Les syndicats ont obtenu des moyens policiers supplémentaires dans les zones à risques . Néanmoins l’opposition au maire de Clermont et les syndicats veulent la création d’une police des transports . Le prefet a suggeré l’instalation de caméras dans les zones à risques et l’arrachage de certaines haies abritant les vandales . La Mairie de Clermont refuse de payer les installation vidéos.
Quelques jours plus tard, un tram a été attaqué par un cocktail molotov …
 
Article de La Montagne: journal auvergnat 28/11/2012

À l’issue de leur garde à vue hier matin, les six mineurs soupçonnés d’avoir lancé un engin incendiaire contre le tramway, dimanche, ont tous été mis en examen. Ils pourraient être jugés dans les prochains mois.

Ils ont passé près de quarante heures en garde à vue. Deux nuits, seuls, dans les cellules de l’Hôtel de police à Clermont-Ferrand, avant d’être déférés devant le procureur de la République, puis de passer la soirée dans le bureau du juge d’instruction. Les six adolescents, dont quatre âgés de 13 ans, avaient été arrêtés dimanche soir dans le quartier des Hauts-de-Chanturgue, soupçonnés d’avoir lancé un cocktail Molotov contre le tramway. Au terme de ce véritable marathon judiciaire, ils ont tous été mis en examen pour violences volontaires en réunion et avec arme, et placés sous contrôle judiciaire. Comme pour montrer l’exemple.

1- Les deux plus âgés du groupe. Les deux garçons de 17 et 14 ans ont été envoyés, dès hier soir, dans des centres éducatifs fermés, à l’extérieur du Puy-de-Dôme. Loin des Hauts-de-Chanturgue. Le plus âgé était déjà connu de la justice pour des faits de violences. Compte tenu de ses antécédents judiciaires et de son profil « inquiétant » selon les enquêteurs, le parquet avait requis à son encontre un placement en détention provisoire, dans un quartier pour mineurs. Le juge en a décidé autrement.

2- Les quatre autres mineurs. Il s’agit de trois jeunes filles, toutes âgées de 13 ans, et d’un garçon de 13 ans également. Mis en examen hier soir, ils ont quitté le palais de justice libre, mais sous liberté (très) surveillée. En clair, tous sont placés sous le contrôle de la Protection judiciaire de la jeunesse jusqu’à leur majorité. Toute une série de restrictions leur sont également imposées au quotidien : interdiction de sortir de leur domicile après 20 heures, obligation de scolarisation… Au premier écart, ils risquent la prison.

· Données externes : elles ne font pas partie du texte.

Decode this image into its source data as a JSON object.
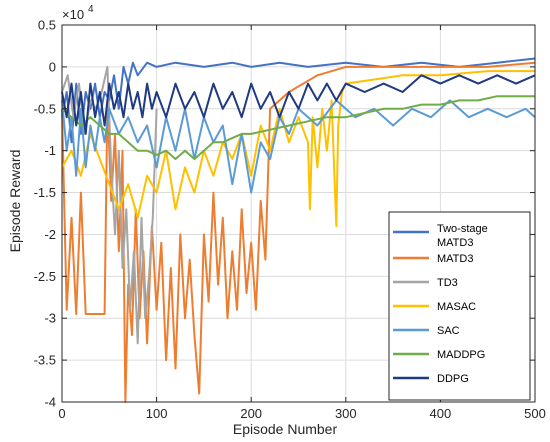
{
  "chart_data": {
    "type": "line",
    "xlabel": "Episode Number",
    "ylabel": "Episode Reward",
    "exponent_label": "×10",
    "exponent_power": "4",
    "xlim": [
      0,
      500
    ],
    "ylim": [
      -4,
      0.5
    ],
    "xticks": [
      0,
      100,
      200,
      300,
      400,
      500
    ],
    "yticks": [
      0.5,
      0,
      -0.5,
      -1,
      -1.5,
      -2,
      -2.5,
      -3,
      -3.5,
      -4
    ],
    "ytick_labels": [
      "0.5",
      "0",
      "-0.5",
      "-1",
      "-1.5",
      "-2",
      "-2.5",
      "-3",
      "-3.5",
      "-4"
    ],
    "xtick_labels": [
      "0",
      "100",
      "200",
      "300",
      "400",
      "500"
    ],
    "grid": true,
    "legend_position": "right",
    "series": [
      {
        "name": "Two-stage MATD3",
        "legend_lines": [
          "Two-stage",
          "MATD3"
        ],
        "color": "#4472C4",
        "points": [
          [
            0,
            -0.6
          ],
          [
            5,
            -0.3
          ],
          [
            10,
            -0.9
          ],
          [
            15,
            -0.2
          ],
          [
            20,
            -0.8
          ],
          [
            25,
            -0.3
          ],
          [
            30,
            -0.5
          ],
          [
            35,
            -0.2
          ],
          [
            40,
            -0.6
          ],
          [
            45,
            -0.3
          ],
          [
            50,
            -0.4
          ],
          [
            55,
            -0.1
          ],
          [
            60,
            -0.5
          ],
          [
            65,
            0.0
          ],
          [
            70,
            -0.2
          ],
          [
            75,
            0.05
          ],
          [
            80,
            -0.1
          ],
          [
            90,
            0.05
          ],
          [
            100,
            0.0
          ],
          [
            120,
            0.05
          ],
          [
            150,
            0.0
          ],
          [
            180,
            0.05
          ],
          [
            200,
            0.0
          ],
          [
            230,
            0.05
          ],
          [
            260,
            0.0
          ],
          [
            300,
            0.05
          ],
          [
            340,
            0.0
          ],
          [
            380,
            0.05
          ],
          [
            420,
            0.0
          ],
          [
            460,
            0.05
          ],
          [
            500,
            0.1
          ]
        ]
      },
      {
        "name": "MATD3",
        "color": "#ED7D31",
        "points": [
          [
            0,
            -0.5
          ],
          [
            5,
            -2.9
          ],
          [
            10,
            -1.8
          ],
          [
            15,
            -2.95
          ],
          [
            20,
            -1.5
          ],
          [
            25,
            -2.95
          ],
          [
            30,
            -2.95
          ],
          [
            40,
            -2.95
          ],
          [
            45,
            -2.95
          ],
          [
            48,
            -0.4
          ],
          [
            52,
            -1.6
          ],
          [
            56,
            -0.8
          ],
          [
            60,
            -2.2
          ],
          [
            64,
            -1.0
          ],
          [
            67,
            -4.0
          ],
          [
            70,
            -2.6
          ],
          [
            74,
            -3.2
          ],
          [
            78,
            -1.7
          ],
          [
            82,
            -3.0
          ],
          [
            86,
            -2.2
          ],
          [
            90,
            -3.3
          ],
          [
            95,
            -1.9
          ],
          [
            100,
            -2.9
          ],
          [
            105,
            -2.1
          ],
          [
            110,
            -3.5
          ],
          [
            115,
            -2.4
          ],
          [
            120,
            -3.6
          ],
          [
            125,
            -2.0
          ],
          [
            130,
            -3.0
          ],
          [
            135,
            -2.3
          ],
          [
            140,
            -3.2
          ],
          [
            145,
            -3.9
          ],
          [
            150,
            -2.0
          ],
          [
            155,
            -2.8
          ],
          [
            160,
            -1.5
          ],
          [
            165,
            -2.6
          ],
          [
            170,
            -1.8
          ],
          [
            175,
            -3.0
          ],
          [
            180,
            -2.2
          ],
          [
            185,
            -2.9
          ],
          [
            190,
            -1.7
          ],
          [
            195,
            -2.7
          ],
          [
            200,
            -2.1
          ],
          [
            205,
            -2.9
          ],
          [
            210,
            -1.6
          ],
          [
            215,
            -2.3
          ],
          [
            220,
            -0.5
          ],
          [
            240,
            -0.3
          ],
          [
            270,
            -0.1
          ],
          [
            300,
            0.0
          ],
          [
            350,
            0.0
          ],
          [
            400,
            0.0
          ],
          [
            450,
            0.0
          ],
          [
            500,
            0.05
          ]
        ]
      },
      {
        "name": "TD3",
        "color": "#A5A5A5",
        "points": [
          [
            0,
            -0.3
          ],
          [
            6,
            -0.1
          ],
          [
            12,
            -0.6
          ],
          [
            18,
            -0.2
          ],
          [
            24,
            -0.8
          ],
          [
            30,
            -0.4
          ],
          [
            36,
            -0.5
          ],
          [
            42,
            -0.3
          ],
          [
            48,
            0.0
          ],
          [
            52,
            -1.2
          ],
          [
            56,
            -2.0
          ],
          [
            60,
            -1.0
          ],
          [
            64,
            -2.4
          ],
          [
            68,
            -1.7
          ],
          [
            72,
            -2.9
          ],
          [
            76,
            -2.2
          ],
          [
            80,
            -3.3
          ],
          [
            84,
            -1.8
          ],
          [
            88,
            -3.0
          ],
          [
            92,
            -2.5
          ],
          [
            96,
            -1.8
          ],
          [
            100,
            -0.5
          ]
        ]
      },
      {
        "name": "MASAC",
        "color": "#FFC000",
        "points": [
          [
            0,
            -1.2
          ],
          [
            10,
            -1.0
          ],
          [
            20,
            -1.3
          ],
          [
            30,
            -0.8
          ],
          [
            40,
            -1.1
          ],
          [
            50,
            -1.4
          ],
          [
            60,
            -1.7
          ],
          [
            70,
            -1.4
          ],
          [
            80,
            -1.8
          ],
          [
            90,
            -1.3
          ],
          [
            100,
            -1.5
          ],
          [
            110,
            -1.0
          ],
          [
            120,
            -1.7
          ],
          [
            130,
            -1.2
          ],
          [
            140,
            -1.5
          ],
          [
            150,
            -1.0
          ],
          [
            160,
            -1.3
          ],
          [
            170,
            -0.9
          ],
          [
            180,
            -1.1
          ],
          [
            190,
            -0.8
          ],
          [
            200,
            -1.3
          ],
          [
            210,
            -0.7
          ],
          [
            220,
            -1.0
          ],
          [
            230,
            -0.5
          ],
          [
            240,
            -0.9
          ],
          [
            250,
            -0.6
          ],
          [
            260,
            -0.9
          ],
          [
            262,
            -1.7
          ],
          [
            265,
            -0.6
          ],
          [
            270,
            -1.2
          ],
          [
            275,
            -0.5
          ],
          [
            280,
            -1.0
          ],
          [
            285,
            -0.4
          ],
          [
            290,
            -1.9
          ],
          [
            292,
            -0.7
          ],
          [
            296,
            -0.3
          ],
          [
            300,
            -0.2
          ],
          [
            330,
            -0.15
          ],
          [
            360,
            -0.1
          ],
          [
            400,
            -0.1
          ],
          [
            450,
            -0.05
          ],
          [
            500,
            -0.05
          ]
        ]
      },
      {
        "name": "SAC",
        "color": "#5B9BD5",
        "points": [
          [
            0,
            -0.4
          ],
          [
            5,
            -1.0
          ],
          [
            10,
            -0.6
          ],
          [
            15,
            -1.3
          ],
          [
            20,
            -0.5
          ],
          [
            25,
            -1.2
          ],
          [
            30,
            -0.7
          ],
          [
            35,
            -1.0
          ],
          [
            40,
            -0.6
          ],
          [
            45,
            -0.9
          ],
          [
            50,
            -0.5
          ],
          [
            60,
            -0.8
          ],
          [
            70,
            -0.6
          ],
          [
            80,
            -0.9
          ],
          [
            90,
            -0.7
          ],
          [
            100,
            -1.2
          ],
          [
            110,
            -0.6
          ],
          [
            120,
            -1.0
          ],
          [
            130,
            -0.5
          ],
          [
            140,
            -1.1
          ],
          [
            150,
            -0.6
          ],
          [
            160,
            -0.9
          ],
          [
            170,
            -0.7
          ],
          [
            180,
            -1.4
          ],
          [
            190,
            -0.8
          ],
          [
            200,
            -1.5
          ],
          [
            210,
            -0.9
          ],
          [
            220,
            -1.1
          ],
          [
            230,
            -0.6
          ],
          [
            240,
            -0.8
          ],
          [
            250,
            -0.5
          ],
          [
            270,
            -0.7
          ],
          [
            290,
            -0.4
          ],
          [
            310,
            -0.6
          ],
          [
            330,
            -0.5
          ],
          [
            350,
            -0.7
          ],
          [
            370,
            -0.5
          ],
          [
            390,
            -0.6
          ],
          [
            410,
            -0.4
          ],
          [
            430,
            -0.6
          ],
          [
            450,
            -0.5
          ],
          [
            470,
            -0.6
          ],
          [
            490,
            -0.5
          ],
          [
            500,
            -0.6
          ]
        ]
      },
      {
        "name": "MADDPG",
        "color": "#70AD47",
        "points": [
          [
            0,
            -0.5
          ],
          [
            10,
            -0.6
          ],
          [
            20,
            -0.7
          ],
          [
            30,
            -0.6
          ],
          [
            40,
            -0.7
          ],
          [
            50,
            -0.8
          ],
          [
            60,
            -0.8
          ],
          [
            70,
            -0.9
          ],
          [
            80,
            -1.0
          ],
          [
            90,
            -1.0
          ],
          [
            100,
            -1.05
          ],
          [
            110,
            -1.0
          ],
          [
            120,
            -1.1
          ],
          [
            130,
            -1.0
          ],
          [
            140,
            -1.1
          ],
          [
            150,
            -1.0
          ],
          [
            160,
            -0.9
          ],
          [
            170,
            -0.9
          ],
          [
            180,
            -0.85
          ],
          [
            190,
            -0.8
          ],
          [
            200,
            -0.8
          ],
          [
            220,
            -0.75
          ],
          [
            240,
            -0.7
          ],
          [
            260,
            -0.65
          ],
          [
            280,
            -0.6
          ],
          [
            300,
            -0.6
          ],
          [
            320,
            -0.55
          ],
          [
            340,
            -0.5
          ],
          [
            360,
            -0.5
          ],
          [
            380,
            -0.45
          ],
          [
            400,
            -0.45
          ],
          [
            420,
            -0.4
          ],
          [
            440,
            -0.4
          ],
          [
            460,
            -0.35
          ],
          [
            480,
            -0.35
          ],
          [
            500,
            -0.35
          ]
        ]
      },
      {
        "name": "DDPG",
        "color": "#1F3A80",
        "points": [
          [
            0,
            -0.3
          ],
          [
            5,
            -0.6
          ],
          [
            10,
            -0.2
          ],
          [
            15,
            -0.7
          ],
          [
            20,
            -0.3
          ],
          [
            25,
            -0.8
          ],
          [
            30,
            -0.2
          ],
          [
            35,
            -0.6
          ],
          [
            40,
            -0.3
          ],
          [
            45,
            -0.7
          ],
          [
            50,
            -0.2
          ],
          [
            55,
            -0.5
          ],
          [
            60,
            -0.3
          ],
          [
            65,
            -0.6
          ],
          [
            70,
            -0.2
          ],
          [
            75,
            -0.5
          ],
          [
            80,
            -0.3
          ],
          [
            85,
            -0.6
          ],
          [
            90,
            -0.2
          ],
          [
            95,
            -0.5
          ],
          [
            100,
            -0.3
          ],
          [
            110,
            -0.6
          ],
          [
            120,
            -0.2
          ],
          [
            130,
            -0.5
          ],
          [
            140,
            -0.3
          ],
          [
            150,
            -0.6
          ],
          [
            160,
            -0.2
          ],
          [
            170,
            -0.5
          ],
          [
            180,
            -0.3
          ],
          [
            190,
            -0.6
          ],
          [
            200,
            -0.2
          ],
          [
            210,
            -0.5
          ],
          [
            220,
            -0.3
          ],
          [
            230,
            -0.6
          ],
          [
            240,
            -0.3
          ],
          [
            250,
            -0.5
          ],
          [
            260,
            -0.2
          ],
          [
            270,
            -0.4
          ],
          [
            280,
            -0.2
          ],
          [
            290,
            -0.4
          ],
          [
            300,
            -0.2
          ],
          [
            320,
            -0.3
          ],
          [
            340,
            -0.2
          ],
          [
            360,
            -0.3
          ],
          [
            380,
            -0.1
          ],
          [
            400,
            -0.2
          ],
          [
            420,
            -0.1
          ],
          [
            440,
            -0.2
          ],
          [
            460,
            -0.1
          ],
          [
            480,
            -0.2
          ],
          [
            500,
            -0.1
          ]
        ]
      }
    ]
  }
}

3- Et maintenant ? L’enquête est entre les mains d’un juge d’instruction. À lui de faire la lumière sur le rôle exact de chacun des six jeunes dans le guet-apens tendu dimanche soir au tramway. « Il reste des points à éclaircir », confirme une source policière. À l’issue de l’instruction, le juge décidera s’il renvoie ou non les adolescents devant un tribunal pour mineurs. A ce stade, ils sont présumés innocents.